Haldane hires former track and field star as first full-time trainer
By Leigh Alan Klein
The Haldane school district in November hired its first full-time athletic trainer, Meghan Crowe, a native of Wilmington, New York, who attended SUNY Albany and Dominican College, where she earned a bachelor’s degree in athletic training. Crowe was a track and field star at Ausable Valley Central High School, where she also played soccer. At SUNY Albany, she competed in the heptathlon, javelin, high jump and 400-meter hurdles, among other events.
Crowe attends every Haldane practice and game and also tends to athletes from opposing teams who are injured during competition. Her responses have been edited for space.
What are the majority of injuries you encounter with Haldane athletes?
With basketball players and members of the indoor track team, who have been practicing outside all year, it has been lateral ankle sprains and lower extremity injuries. Overuse injuries are always an issue, especially with baseball season coming, but with strong preseason prep, better weight-room technique and proper stretching, we can prevent a lot of those.
What drew you to the field?
I have always been an athlete and I was lucky to have awesome trainers in college. I enjoy the interaction a trainer has with athletes from start to finish. That connection is so valuable, and it influences the athletes’ response to and recovery from injuries.
How did you end up at Haldane?
After working at a cross-country meet at Bowdoin Park in Poughkeepsie last fall, the coordinator sent an email to most of the athletic directors in Section 1 [which covers the Hudson Valley] recommending me. A few days later, Haldane Athletic Director Chris Salumn asked me to come in for an interview.
What’s the experience been like as Haldane’s first full-time trainer?
Everything is new for everyone. Once the athletes and coaches got to know me, it became easier.
You are on the front lines with students, coaches and parents. Is that challenging?
In a good way. I enjoy being in the action and educating athletes, coaches and parents about anything they’d like to know. Education and prevention of injuries is a big part of my job. The healthier the athletes are, the happier I am.
Does everyone think they know your job or what needs to be done?

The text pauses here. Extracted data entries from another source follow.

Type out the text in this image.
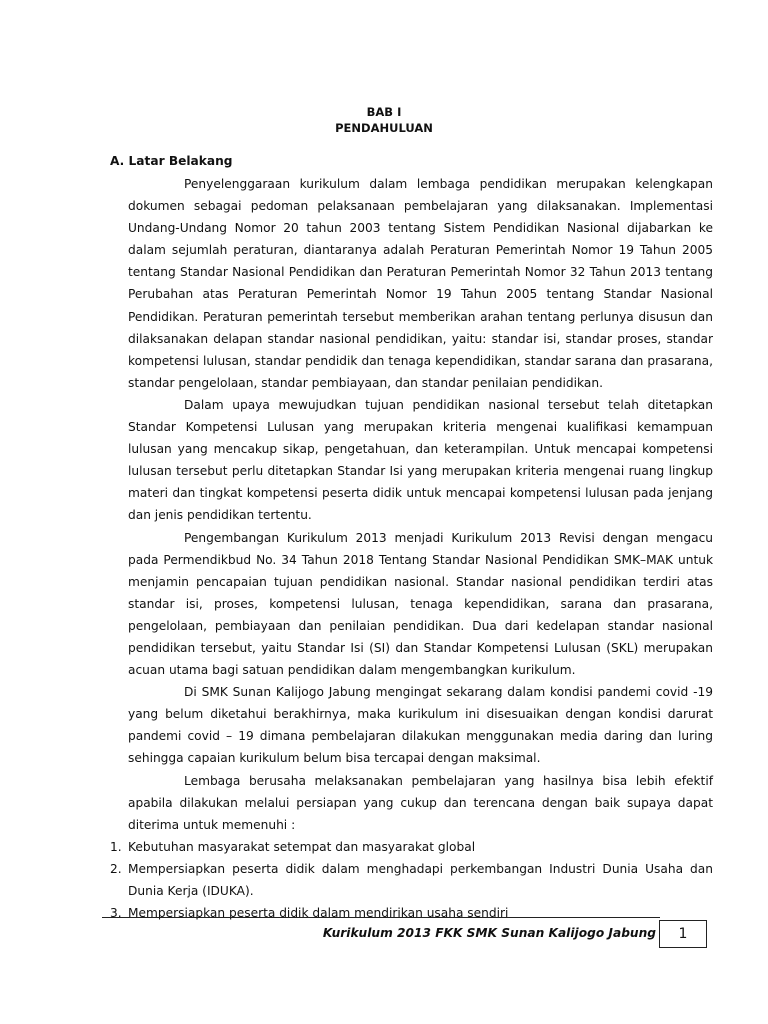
BAB I
PENDAHULUAN
A. Latar Belakang

Penyelenggaraan kurikulum dalam lembaga pendidikan merupakan kelengkapan dokumen sebagai pedoman pelaksanaan pembelajaran yang dilaksanakan. Implementasi Undang-Undang Nomor 20 tahun 2003 tentang Sistem Pendidikan Nasional dijabarkan ke dalam sejumlah peraturan, diantaranya adalah Peraturan Pemerintah Nomor 19 Tahun 2005 tentang Standar Nasional Pendidikan dan Peraturan Pemerintah Nomor 32 Tahun 2013 tentang Perubahan atas Peraturan Pemerintah Nomor 19 Tahun 2005 tentang Standar Nasional Pendidikan. Peraturan pemerintah tersebut memberikan arahan tentang perlunya disusun dan dilaksanakan delapan standar nasional pendidikan, yaitu: standar isi, standar proses, standar kompetensi lulusan, standar pendidik dan tenaga kependidikan, standar sarana dan prasarana, standar pengelolaan, standar pembiayaan, dan standar penilaian pendidikan.

Dalam upaya mewujudkan tujuan pendidikan nasional tersebut telah ditetapkan Standar Kompetensi Lulusan yang merupakan kriteria mengenai kualifikasi kemampuan lulusan yang mencakup sikap, pengetahuan, dan keterampilan. Untuk mencapai kompetensi lulusan tersebut perlu ditetapkan Standar Isi yang merupakan kriteria mengenai ruang lingkup materi dan tingkat kompetensi peserta didik untuk mencapai kompetensi lulusan pada jenjang dan jenis pendidikan tertentu.

Pengembangan Kurikulum 2013 menjadi Kurikulum 2013 Revisi dengan mengacu pada Permendikbud No. 34 Tahun 2018 Tentang Standar Nasional Pendidikan SMK–MAK untuk menjamin pencapaian tujuan pendidikan nasional. Standar nasional pendidikan terdiri atas standar isi, proses, kompetensi lulusan, tenaga kependidikan, sarana dan prasarana, pengelolaan, pembiayaan dan penilaian pendidikan. Dua dari kedelapan standar nasional pendidikan tersebut, yaitu Standar Isi (SI) dan Standar Kompetensi Lulusan (SKL) merupakan acuan utama bagi satuan pendidikan dalam mengembangkan kurikulum.

Di SMK Sunan Kalijogo Jabung mengingat sekarang dalam kondisi pandemi covid -19 yang belum diketahui berakhirnya, maka kurikulum ini disesuaikan dengan kondisi darurat pandemi covid – 19 dimana pembelajaran dilakukan menggunakan media daring dan luring sehingga capaian kurikulum belum bisa tercapai dengan maksimal.

Lembaga berusaha melaksanakan pembelajaran yang hasilnya bisa lebih efektif apabila dilakukan melalui persiapan yang cukup dan terencana dengan baik supaya dapat diterima untuk memenuhi :

1. Kebutuhan masyarakat setempat dan masyarakat global
2. Mempersiapkan peserta didik dalam menghadapi perkembangan Industri Dunia Usaha dan Dunia Kerja (IDUKA).
3. Mempersiapkan peserta didik dalam mendirikan usaha sendiri
Kurikulum 2013 FKK SMK Sunan Kalijogo Jabung 1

For the most part, no. Sports medicine is a growing field and treatment is always subjective. There are so many ways to approach injuries and I’m always looking for new ideas.
Are you nervous while watching games that someone is going to get hurt?
I’m not sure if nervous is the word, but at times, yes. I have confidence in their skills and preparation, but accidents happen. It’s my job to keep cool.
Is it tough to tell a coach an athlete can’t play?
So far, the coaches have been so great. They have been supportive of my decisions. We have been working together to improve preseason workouts and warm-up and stretching routines.
How about parents?
The parents and community have been so thankful and helpful. Whether it’s getting in those torturous ice baths over the weekend or keeping up with rehab, the parents are always looking to do the best thing for their athlete.
What do you enjoy most about the job so far?
I enjoy being part of the Haldane family. I’m excited to come to work and I miss everyone on long weekends. I love when an athlete works hard on his or her rehab and, when cleared to play, gains that confidence. The look on their faces when they are pain-free and strong is amazing.
What do you enjoy least about it?
Smelly feet! [laughs] Seriously, I wish I could speed up the injury recovery process. Contrary to popular belief, I do not like keeping athletes off the court or field.